1. Scale up existing success models piloted by national innovation funds and create a coordinated regional fund. With the support of the World Bank, innovation funds have been created in North Macedonia and Serbia, and one will soon be created in Montenegro. They have piloted and implemented successful programmes but they are still too fragmented to have the necessary scale that can crowd in additional investment, particularly from outside the region.

2. Co-design innovative forms of incentives to attract successful incubator and accelerator programmes from neighbouring countries and the rest of Europe. The Western Balkans have experienced a steady rise in the number of support programmes for start-ups, but there is a need to bring additional quality into the system. One potential solution would be to attract some of the successful players from abroad.

3. Transform the Western Balkans Digital Summit into the flagship event on innovation in the region with a truly connecting role for the ecosystem. Interaction and exchange play a key role in bringing the innovation ecosystem together to foster creativity and new business ventures. The Western Balkans Digital Summit has been a successful experience of collaboration among the six economies. It could focus more on this collaboration, or be expanded to other sectors of common specialization in the region, such as sustainable food production and agro-technologies.

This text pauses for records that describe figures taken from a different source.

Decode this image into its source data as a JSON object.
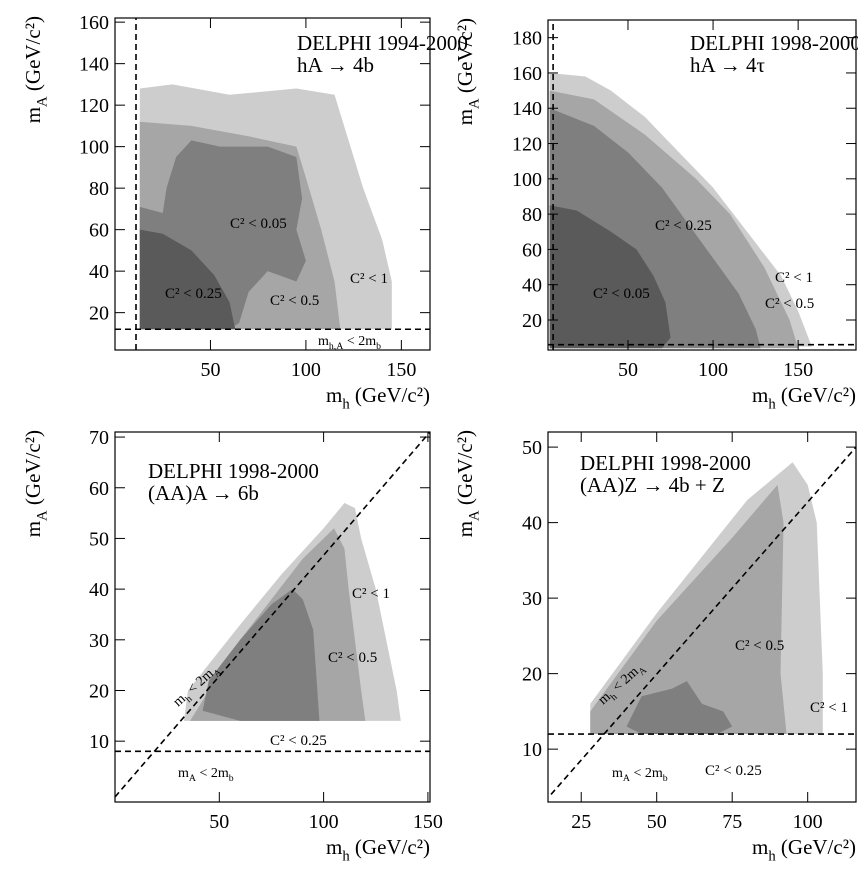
{
  "chart_data": [
    {
      "type": "contour",
      "title": [
        "DELPHI 1994-2000",
        "hA → 4b"
      ],
      "xlabel": [
        "m",
        "h",
        " (GeV/c²)"
      ],
      "ylabel": [
        "m",
        "A",
        " (GeV/c²)"
      ],
      "xlim": [
        0,
        165
      ],
      "ylim": [
        2,
        162
      ],
      "xticks": [
        50,
        100,
        150
      ],
      "yticks": [
        20,
        40,
        60,
        80,
        100,
        120,
        140,
        160
      ],
      "series": [
        {
          "name": "C² < 1",
          "color": "#cdcdcd",
          "x": [
            13,
            13,
            30,
            60,
            95,
            115,
            120,
            130,
            140,
            145,
            145
          ],
          "y": [
            12,
            128,
            130,
            125,
            128,
            125,
            110,
            80,
            55,
            35,
            12
          ]
        },
        {
          "name": "C² < 0.5",
          "color": "#a6a6a6",
          "x": [
            13,
            13,
            40,
            70,
            95,
            100,
            108,
            115,
            118
          ],
          "y": [
            12,
            112,
            110,
            105,
            100,
            85,
            60,
            35,
            12
          ]
        },
        {
          "name": "C² < 0.25",
          "color": "#7f7f7f",
          "x": [
            13,
            13,
            25,
            27,
            32,
            40,
            55,
            80,
            95,
            98,
            95,
            100,
            95,
            80,
            70,
            65,
            60
          ],
          "y": [
            12,
            71,
            68,
            80,
            95,
            103,
            100,
            100,
            95,
            75,
            60,
            45,
            35,
            40,
            30,
            15,
            12
          ]
        },
        {
          "name": "C² < 0.05",
          "color": "#5a5a5a",
          "x": [
            13,
            13,
            25,
            40,
            52,
            60,
            63
          ],
          "y": [
            12,
            60,
            58,
            50,
            38,
            25,
            12
          ]
        }
      ],
      "lines": [
        {
          "x": [
            11,
            11
          ],
          "y": [
            2,
            162
          ]
        },
        {
          "x": [
            0,
            165
          ],
          "y": [
            12,
            12
          ]
        }
      ],
      "annotations": [
        [
          "m",
          "h,A",
          " < 2m",
          "b"
        ]
      ]
    },
    {
      "type": "contour",
      "title": [
        "DELPHI 1998-2000",
        "hA → 4τ"
      ],
      "xlabel": [
        "m",
        "h",
        " (GeV/c²)"
      ],
      "ylabel": [
        "m",
        "A",
        " (GeV/c²)"
      ],
      "xlim": [
        3,
        184
      ],
      "ylim": [
        3,
        190
      ],
      "xticks": [
        50,
        100,
        150
      ],
      "yticks": [
        20,
        40,
        60,
        80,
        100,
        120,
        140,
        160,
        180
      ],
      "series": [
        {
          "name": "C² < 1",
          "color": "#cdcdcd",
          "x": [
            4,
            4,
            25,
            40,
            60,
            80,
            100,
            120,
            140,
            150,
            158
          ],
          "y": [
            4,
            160,
            158,
            150,
            135,
            115,
            95,
            70,
            45,
            25,
            5
          ]
        },
        {
          "name": "C² < 0.5",
          "color": "#a6a6a6",
          "x": [
            4,
            4,
            30,
            60,
            90,
            110,
            130,
            145,
            150
          ],
          "y": [
            4,
            150,
            145,
            125,
            100,
            80,
            50,
            20,
            4
          ]
        },
        {
          "name": "C² < 0.25",
          "color": "#7f7f7f",
          "x": [
            4,
            4,
            30,
            50,
            70,
            85,
            100,
            115,
            125,
            128
          ],
          "y": [
            4,
            140,
            130,
            115,
            95,
            75,
            55,
            35,
            15,
            4
          ]
        },
        {
          "name": "C² < 0.05",
          "color": "#5a5a5a",
          "x": [
            4,
            4,
            20,
            40,
            55,
            65,
            72,
            75,
            70
          ],
          "y": [
            4,
            85,
            82,
            70,
            60,
            45,
            30,
            10,
            4
          ]
        }
      ],
      "lines": [
        {
          "x": [
            6,
            6
          ],
          "y": [
            3,
            190
          ]
        },
        {
          "x": [
            3,
            184
          ],
          "y": [
            6,
            6
          ]
        }
      ],
      "annotations": []
    },
    {
      "type": "contour",
      "title": [
        "DELPHI 1998-2000",
        "(AA)A → 6b"
      ],
      "xlabel": [
        "m",
        "h",
        " (GeV/c²)"
      ],
      "ylabel": [
        "m",
        "A",
        " (GeV/c²)"
      ],
      "xlim": [
        0,
        151
      ],
      "ylim": [
        -2,
        71
      ],
      "xticks": [
        50,
        100,
        150
      ],
      "yticks": [
        10,
        20,
        30,
        40,
        50,
        60,
        70
      ],
      "series": [
        {
          "name": "C² < 1",
          "color": "#cdcdcd",
          "x": [
            33,
            35,
            60,
            80,
            100,
            110,
            115,
            118,
            125,
            130,
            135,
            137
          ],
          "y": [
            14,
            20,
            33,
            43,
            52,
            57,
            56,
            50,
            40,
            30,
            20,
            14
          ]
        },
        {
          "name": "C² < 0.5",
          "color": "#a6a6a6",
          "x": [
            36,
            60,
            90,
            105,
            110,
            112,
            115,
            118,
            120
          ],
          "y": [
            14,
            30,
            46,
            52,
            48,
            40,
            30,
            20,
            14
          ]
        },
        {
          "name": "C² < 0.25",
          "color": "#7f7f7f",
          "x": [
            42,
            45,
            60,
            75,
            85,
            90,
            95,
            97,
            98,
            60
          ],
          "y": [
            16,
            22,
            30,
            37,
            40,
            38,
            32,
            20,
            14,
            14
          ]
        }
      ],
      "lines": [
        {
          "x": [
            0,
            151
          ],
          "y": [
            -1,
            71
          ]
        },
        {
          "x": [
            0,
            151
          ],
          "y": [
            8,
            8
          ]
        }
      ],
      "annotations": [
        [
          "m",
          "h",
          " < 2m",
          "A"
        ],
        [
          "m",
          "A",
          " < 2m",
          "b"
        ]
      ]
    },
    {
      "type": "contour",
      "title": [
        "DELPHI 1998-2000",
        "(AA)Z → 4b + Z"
      ],
      "xlabel": [
        "m",
        "h",
        " (GeV/c²)"
      ],
      "ylabel": [
        "m",
        "A",
        " (GeV/c²)"
      ],
      "xlim": [
        14,
        116
      ],
      "ylim": [
        3,
        52
      ],
      "xticks": [
        25,
        50,
        75,
        100
      ],
      "yticks": [
        10,
        20,
        30,
        40,
        50
      ],
      "series": [
        {
          "name": "C² < 1",
          "color": "#cdcdcd",
          "x": [
            28,
            28,
            50,
            80,
            95,
            100,
            103,
            105,
            105
          ],
          "y": [
            12,
            16,
            28,
            43,
            48,
            45,
            40,
            20,
            12
          ]
        },
        {
          "name": "C² < 0.5",
          "color": "#a6a6a6",
          "x": [
            28,
            28,
            50,
            75,
            90,
            92,
            91,
            93
          ],
          "y": [
            12,
            15,
            27,
            38,
            45,
            40,
            20,
            12
          ]
        },
        {
          "name": "C² < 0.25",
          "color": "#7f7f7f",
          "x": [
            40,
            45,
            55,
            60,
            65,
            72,
            75,
            70,
            45
          ],
          "y": [
            13,
            17,
            18,
            19,
            16,
            15,
            13,
            12,
            12
          ]
        }
      ],
      "lines": [
        {
          "x": [
            15,
            116
          ],
          "y": [
            4,
            50
          ]
        },
        {
          "x": [
            14,
            116
          ],
          "y": [
            12,
            12
          ]
        }
      ],
      "annotations": [
        [
          "m",
          "h",
          " < 2m",
          "A"
        ],
        [
          "m",
          "A",
          " < 2m",
          "b"
        ]
      ]
    }
  ]
}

4. Establish coalitions of businesses, governments and the financial sector to co-design innovative governance models for small and medium-sized enterprises (SMEs), promote modern business practices, foster collaboration and support networks among different stakeholders. A large proportion of the SMEs and companies in the region remain fully “family-run”, potentially reflecting a lack of trust in society and the lower quality of contractual institutions and rule of law. This has implications for the capacity of companies to innovate and scale, and their propensity to increase their employee base. There are innovative approaches that can be taken to nudge these companies towards adopting modern and more sustainable practices, for example with the support of other segments of the private sector.

5. Facilitate cooperation and exchange of information with leading research institutions in the world in targeted research sectors. With the support of the Joint Research Centre of the European Union, most Western Balkan economies have identified priority areas for investment in research and innovation. In addition to investment, they will benefit from increased collaboration with international universities and research centres in these areas.

6. Establish a Western Balkans science and research fund tailored to the missions of the region. The mandate would be different from the innovation fund – more focused on immediate business applications – as it would focus on providing long-term, patient capital for targeted research missions that can create new and more sustainable pathways for growth.

7. Set-up dedicated programmes and co-design regular foresight exercises involving governments, the business sector, universities and research centres. The region faces intractable long-term challenges such as a rapidly ageing population, brain drain and adverse demographic trends. Governments and businesses can benefit from increased research, dialogue and exchange on the long-term scenarios for the region, scanning opportunities, threats and hypotheses of intervention.

Based on the discussion of the Leadership Group, the Regional Cooperation Council will prioritize a subset of these activities and create dedicated working groups with additional public and private sector stakeholders, as well as international partners and financing institutions. All the members of the Leadership Group expressed a strong commitment to this initiative and to the potential of the region and they are ready to champion one or more working groups. We invite readers to join this initiative if you want to shape a more innovative future for the Western Balkans.